Study of embedded prognostic strategies in wired networks based on temporal neural networks
Published : 8 February 2020
Whatever their fields of application, cables are very often victims of their operating environment. They often face aggressive conditions such as mechanical vibration, heat stress, moisture penetration, etc. These conditions favor the appearance of more or less serious defects ranging from a simple crack in the sheath to a cable break thus causing a malfunction of the system.
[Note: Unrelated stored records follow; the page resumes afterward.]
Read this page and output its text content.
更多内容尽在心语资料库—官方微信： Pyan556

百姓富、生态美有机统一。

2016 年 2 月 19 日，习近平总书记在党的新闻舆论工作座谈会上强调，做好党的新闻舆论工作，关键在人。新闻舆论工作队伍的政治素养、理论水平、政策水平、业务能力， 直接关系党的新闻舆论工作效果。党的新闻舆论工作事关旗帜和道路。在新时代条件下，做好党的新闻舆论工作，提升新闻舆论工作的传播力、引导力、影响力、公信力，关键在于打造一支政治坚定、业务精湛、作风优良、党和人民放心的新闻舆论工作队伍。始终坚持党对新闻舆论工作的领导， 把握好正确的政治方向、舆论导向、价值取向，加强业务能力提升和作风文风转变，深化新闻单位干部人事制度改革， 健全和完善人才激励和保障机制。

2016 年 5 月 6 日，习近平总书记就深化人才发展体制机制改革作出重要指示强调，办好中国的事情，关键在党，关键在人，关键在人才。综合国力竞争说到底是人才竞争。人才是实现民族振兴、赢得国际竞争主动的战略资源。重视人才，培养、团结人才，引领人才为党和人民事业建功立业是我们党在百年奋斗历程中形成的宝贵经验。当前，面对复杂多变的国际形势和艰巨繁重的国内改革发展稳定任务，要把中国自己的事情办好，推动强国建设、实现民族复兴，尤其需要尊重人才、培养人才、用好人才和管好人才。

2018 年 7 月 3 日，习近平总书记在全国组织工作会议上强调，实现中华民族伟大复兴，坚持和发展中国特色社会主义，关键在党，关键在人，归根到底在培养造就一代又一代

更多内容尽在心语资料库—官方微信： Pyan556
In this context, the CEA LIST studies methods of diagnosis and prognosis of defects in cable networks based on the reflectometry method. The idea is to inject a test signal into the cable. Whenever it encounters an impedance discontinuity (i.e. a fault), some of its energy is returned to the injection point. The processing of the reflected signal subsequently makes it possible to detect and locate this defect.
Despite the maturity of the reflectometry to detect a defect in a cable, it does not allow to determine the causes of the appearance of an incipient defect (ie damage of the shielding, radius of curvature, pinching, etc.) nor to predict its evolution in the future. The work of this thesis aims at developing new prognostic strategies for defects in wired networks. For this, the application of Machine Learning methods such as Artificial Neural Networks (ANN) on data from reflectometry sensors is a promising solution to solve this problem. It is in this context that the works of this thesis are inscribed.